TORONTO/VANCOUVER (Reuters) - Four days before its strike deadline, the Canadian Auto Workers union has offered the three Detroit automakers concessions on wages and pensions for new hires, yielding ground that should not upset existing workers.
CAW National Secretary-Treasurer Peter Kennedy said the union has proposed a lower starting wage for new hires, and a longer “earn-in,” the time it takes to reach the top of the pay scale.
The union has also presented a new pension proposal for new hires at Chrysler FIA.MI, Ford Motor Co (F.N) and General Motors Co (GM.N). New workers would contribute to their pensions - current employees do not - but would still be entitled to a defined-benefit, not a defined-contribution pension.
Also on pensions, Kennedy said the union could relax the “30-and-out” provision for new hires. Instead of being allowed to retire after 30 years with full pension under any circumstances, they would be able to retire after 30 years only if they were above a set age.

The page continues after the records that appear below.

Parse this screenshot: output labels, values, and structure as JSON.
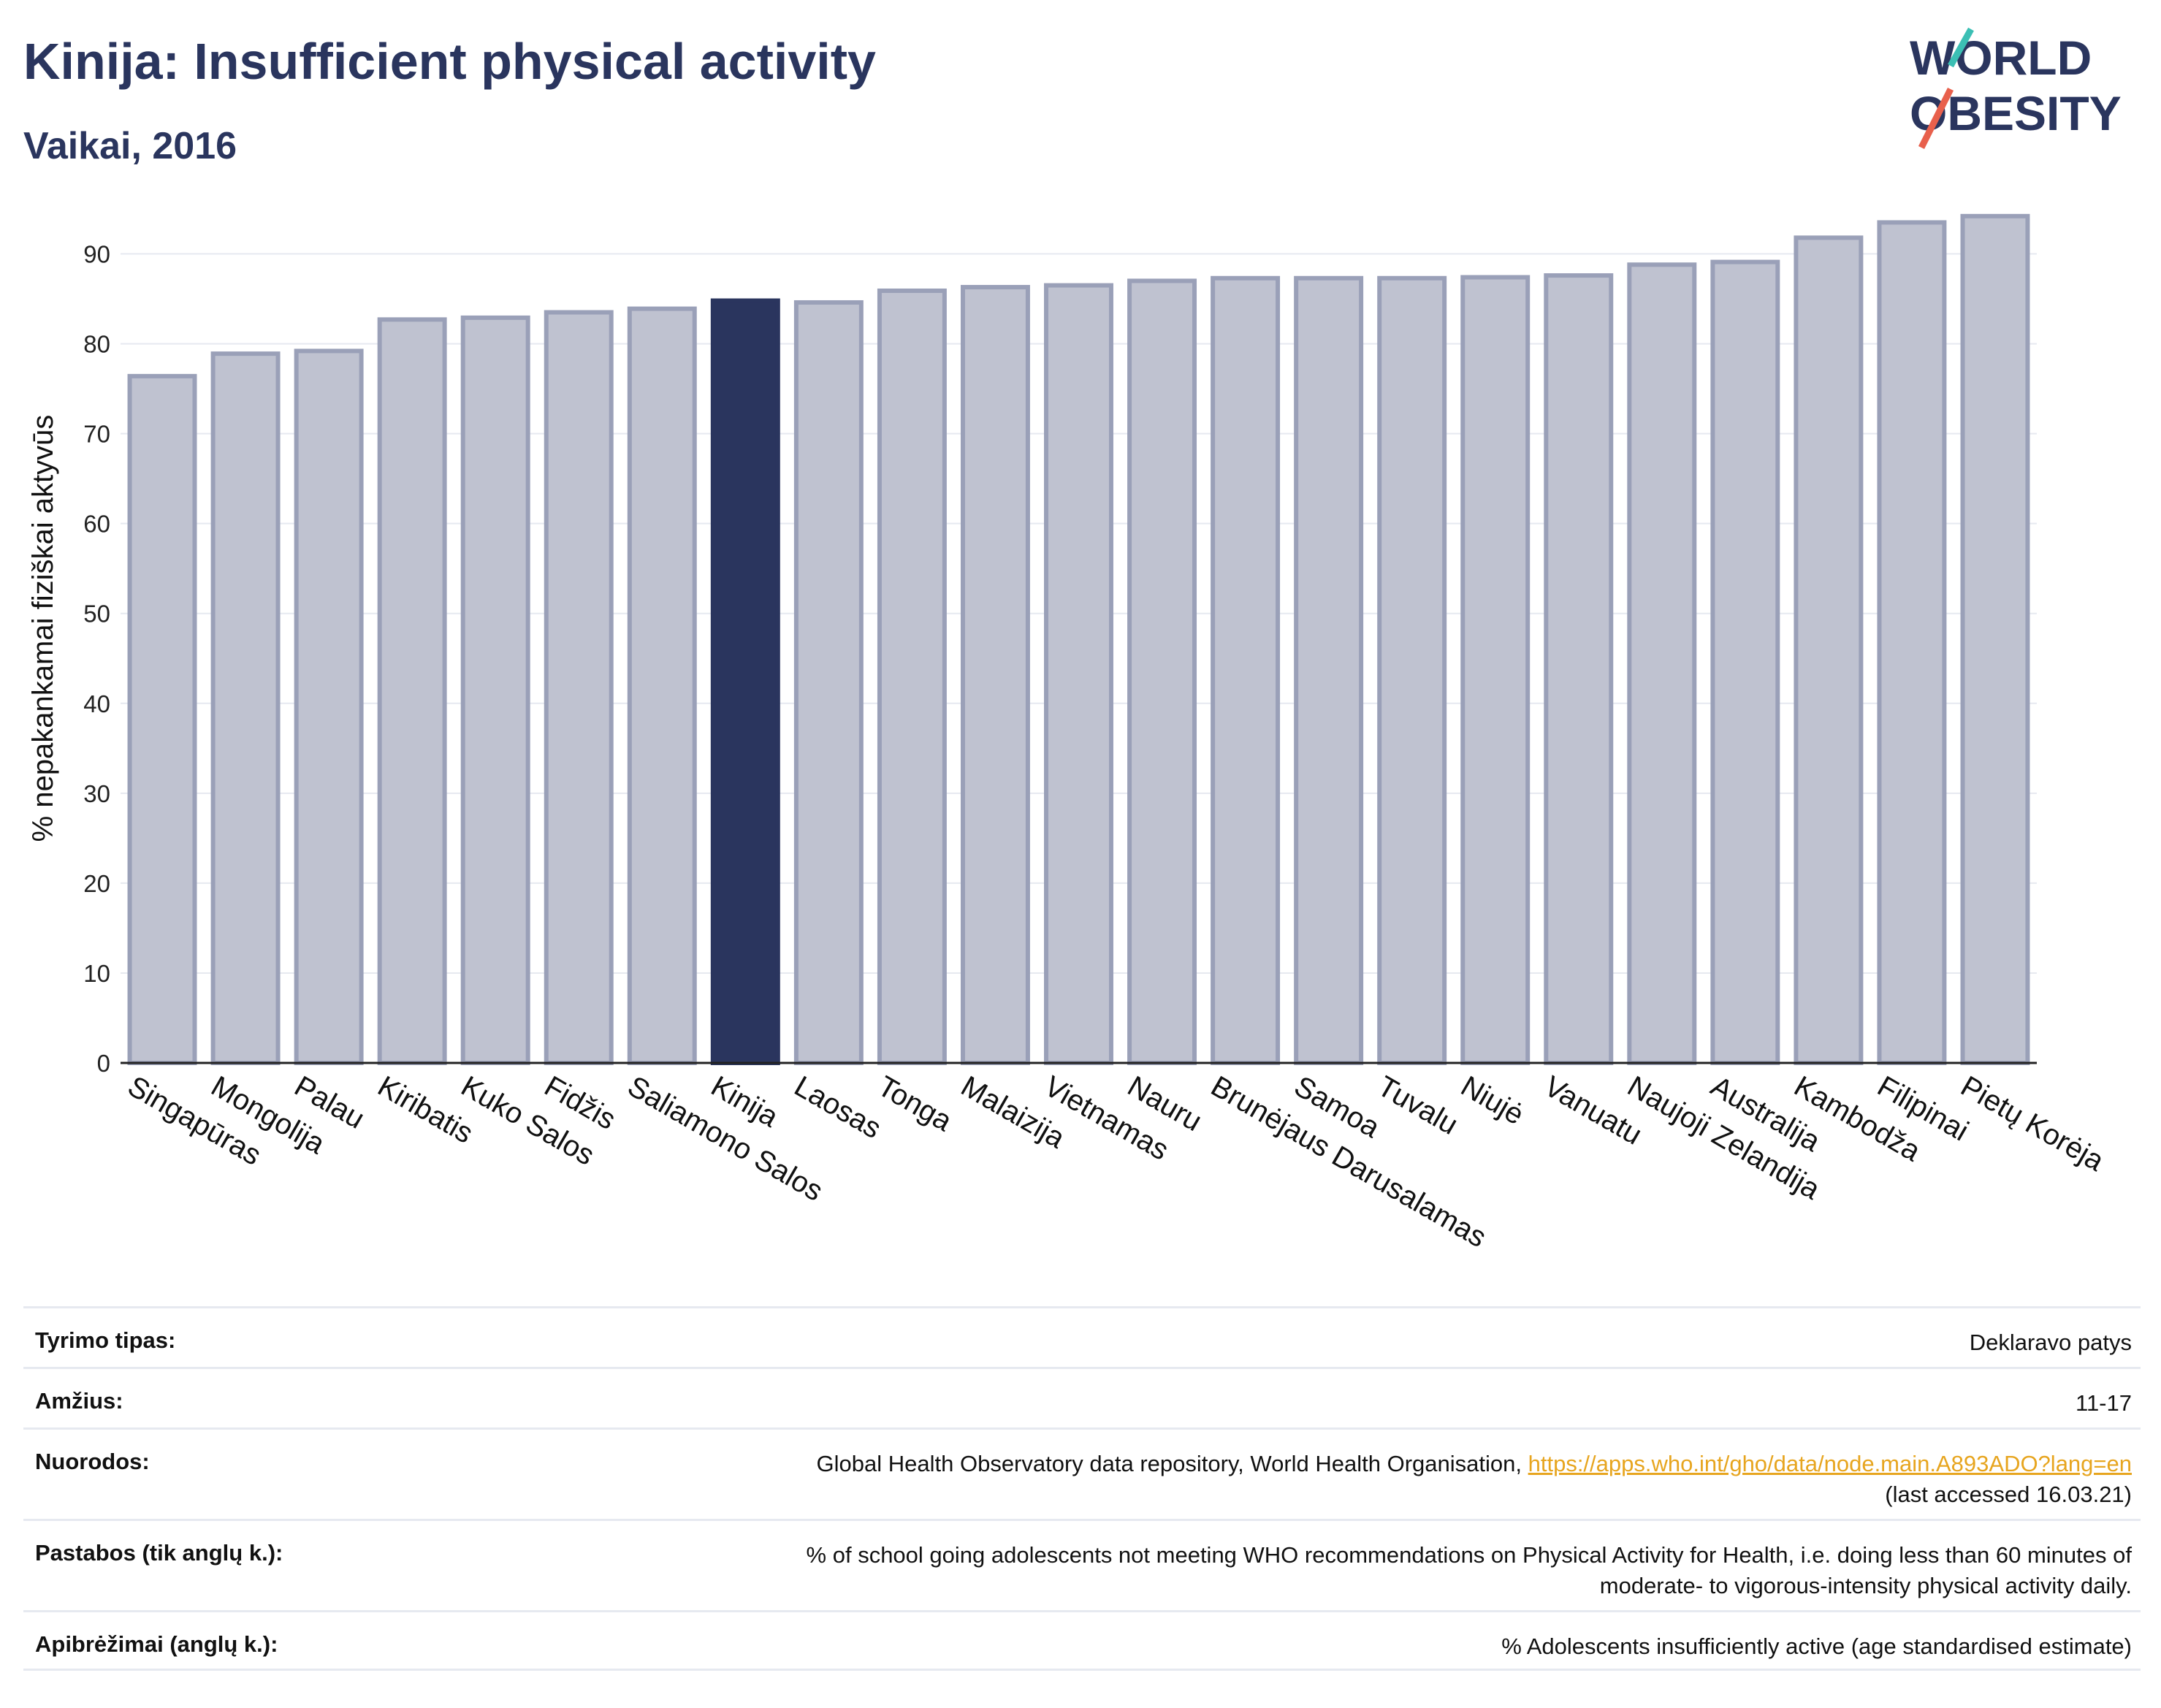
{
  "header": {
    "title": "Kinija: Insufficient physical activity",
    "subtitle": "Vaikai, 2016"
  },
  "logo": {
    "line1": "WORLD",
    "line2": "OBESITY",
    "colors": [
      "#2a355e",
      "#3bbfb4",
      "#e8604c"
    ]
  },
  "colors": {
    "highlight": "#2a355e",
    "bar_fill": "#bfc2d0",
    "bar_edge": "#9aa0b8",
    "axis": "#222222",
    "grid": "#e6e9f0"
  },
  "chart_data": {
    "type": "bar",
    "ylabel": "% nepakankamai fiziškai aktyvūs",
    "ylim": [
      0,
      95
    ],
    "yticks": [
      0,
      10,
      20,
      30,
      40,
      50,
      60,
      70,
      80,
      90
    ],
    "grid": true,
    "highlight": "Kinija",
    "categories": [
      "Singapūras",
      "Mongolija",
      "Palau",
      "Kiribatis",
      "Kuko Salos",
      "Fidžis",
      "Saliamono Salos",
      "Kinija",
      "Laosas",
      "Tonga",
      "Malaizija",
      "Vietnamas",
      "Nauru",
      "Brunėjaus Darusalamas",
      "Samoa",
      "Tuvalu",
      "Niujė",
      "Vanuatu",
      "Naujoji Zelandija",
      "Australija",
      "Kambodža",
      "Filipinai",
      "Pietų Korėja"
    ],
    "values": [
      76.4,
      78.9,
      79.2,
      82.7,
      82.9,
      83.5,
      83.9,
      84.8,
      84.6,
      85.9,
      86.3,
      86.5,
      87.0,
      87.3,
      87.3,
      87.3,
      87.4,
      87.6,
      88.8,
      89.1,
      91.8,
      93.5,
      94.2
    ]
  },
  "meta": [
    {
      "key": "Tyrimo tipas:",
      "value": "Deklaravo patys"
    },
    {
      "key": "Amžius:",
      "value": "11-17"
    },
    {
      "key": "Nuorodos:",
      "value_text": "Global Health Observatory data repository, World Health Organisation, ",
      "link": "https://apps.who.int/gho/data/node.main.A893ADO?lang=en",
      "value_suffix": "(last accessed 16.03.21)"
    },
    {
      "key": "Pastabos (tik anglų k.):",
      "value_line1": "% of school going adolescents not meeting WHO recommendations on Physical Activity for Health, i.e. doing less than 60 minutes of",
      "value_line2": "moderate- to vigorous-intensity physical activity daily."
    },
    {
      "key": "Apibrėžimai (anglų k.):",
      "value": "% Adolescents insufficiently active (age standardised estimate)"
    }
  ]
}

Tony Faria, a University of Windsor professor and auto industry expert, said he was not surprised that the CAW had chosen to make concessions on new-employee pay and benefits.
“I thought that was an area where the CAW certainly could do something, as with the new hire they are not taking anything away from the existing worker, who has to vote on ratifying the contract.”
Faria said he was glad the CAW had put the concessions on the table. If it hadn’t “there was no hope for this contract being settled,” he said.
Earlier on Thursday, CAW President Ken Lewenza said in an interview that the talks with the Detroit Three were “terrible”. But he added that “the world could change in four days”.
Under the starting wage concession, new workers would still reach the same pay level as existing employees eventually. The CAW has refused to consider a permanent two-tier wage system, arguing that employees doing the same work should eventually be paid the same amount.
“The important thing is that over time they would grow into the prevailing rate, so that we wouldn’t have a permanent two-tier system,” Kennedy said.
On Monday, a union source close to the talks said it might be possible to extend the earn-in from the current six years to as long as 10 years. Kennedy said he did not want to talk specifics.
The CAW has threatened an unprecedented simultaneous strike at all three automakers if it does not reach a contract agreement with at least one company by the union’s strike deadline of 11:59 p.m. eastern time on September 17 (0359 GMT, September 18).
“We continue to have an open and constructive dialogue with our CAW partners,” GM spokeswoman Faye Roberts said in an email.
“We are optimistic that we can continue to work together to overcome challenges, find creative solutions and improve our competitive position.”
A Chrysler spokeswoman declined to comment on the developments, and Ford did not respond to a request for comment.
The automakers want the CAW to accept the same type of deals they reached in the United States last year with the United Auto Workers, Lewenza said last week.
The UAW contracts had no wage increases and preserved a two-tier system. They also included signing bonuses and profit-sharing. The latter has not been offered to the CAW, Lewenza said.
With talks heading down to the wire, Kennedy said senior officials from Chrysler and Ford would join the negotiations on Thursday. He said GM already has a senior U.S. official at the table.
“It’s a sign that folks are taking this seriously,” Kennedy said. “There’s a lot of experience around all of the bargaining tables and if we can get behind the concepts we can get this done.”